Recently, McGrath et al. [
18] reported that low-risk GTN patients whose pre-treatment hCG >400,000 IU/L should receive multi-agent chemotherapy (EMA/CO) from the onset of treatment due to the poor outcomes of the MTX-FA regimen.
In this analysis, 14 patients (12.3%) treated with 5-day MTX and 2 patients (3.1%) treated with 5-day ETP required a change from the first-line regimen due to SAEs. All these 16 patients achieved remission with second-line, single-agent chemotherapy. Of 31 patients with drug resistance to 5-day MTX or 5-day ETP, 74.2% (23/31) were treated with second-line, single-agent chemotherapy and 82.6% (19/23) achieved remission. Twelve patients (12/180, 6.7%) were treated with second-line or third-line combination regimens (MTX and Act-D, or ETP and Act-D) or a multi-agent combination chemotherapy containing ETP or cyclophosphamide. In our treatment, several ETP-containing regimens have been used, including the first-line 5-day ETP (n=64), the second-line 5-day ETP (n=19), second-line and third-line combined 5-day ETP and Act-D (n=4), and MEA (n=5). Fortunately, no leukemia was observed.

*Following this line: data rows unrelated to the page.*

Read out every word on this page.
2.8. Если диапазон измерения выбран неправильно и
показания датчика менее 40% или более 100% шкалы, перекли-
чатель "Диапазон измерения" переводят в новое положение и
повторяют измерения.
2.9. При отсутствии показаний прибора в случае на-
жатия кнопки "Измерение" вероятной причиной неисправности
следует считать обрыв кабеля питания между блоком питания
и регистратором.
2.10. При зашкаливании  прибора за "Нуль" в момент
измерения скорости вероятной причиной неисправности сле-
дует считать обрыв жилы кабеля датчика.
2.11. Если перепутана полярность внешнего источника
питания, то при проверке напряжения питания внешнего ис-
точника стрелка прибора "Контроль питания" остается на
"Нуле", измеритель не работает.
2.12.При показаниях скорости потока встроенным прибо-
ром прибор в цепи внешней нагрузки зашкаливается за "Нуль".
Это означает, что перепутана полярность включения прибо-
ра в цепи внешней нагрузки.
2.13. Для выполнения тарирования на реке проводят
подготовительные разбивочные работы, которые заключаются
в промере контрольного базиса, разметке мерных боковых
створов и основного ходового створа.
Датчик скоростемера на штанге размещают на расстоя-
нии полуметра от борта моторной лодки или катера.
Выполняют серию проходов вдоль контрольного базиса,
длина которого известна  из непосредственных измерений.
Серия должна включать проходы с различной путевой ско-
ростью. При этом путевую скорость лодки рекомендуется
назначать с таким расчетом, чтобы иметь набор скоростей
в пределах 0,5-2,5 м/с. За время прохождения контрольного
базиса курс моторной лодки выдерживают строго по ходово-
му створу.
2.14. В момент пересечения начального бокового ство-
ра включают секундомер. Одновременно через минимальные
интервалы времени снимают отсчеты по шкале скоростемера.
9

In conclusion, single-agent chemotherapy using 5-day MTX or 5-day ETP was effective for patients with low-risk GTN, although approximately 35% of patients treated with 5-day MTX and approximately 10% of patients treated with 5-day ETP require a change in their regimen due to SAEs or drug resistance. Patients with SAEs were treated with second-line single-agent regimens and all patients were salvaged. Patients with drug resistance were treated with several kinds of chemotherapy regimens, while 74.2% of patients (23/31) were again treated with a single-agent chemotherapy regimen and 83% of patients were salvaged. Second-line multi-agent chemotherapy is needed when hCG titers during chemotherapy show a plateau or increase during the first-line regimen, or the patient exhibits a failure to respond to second-line regimen for any reason.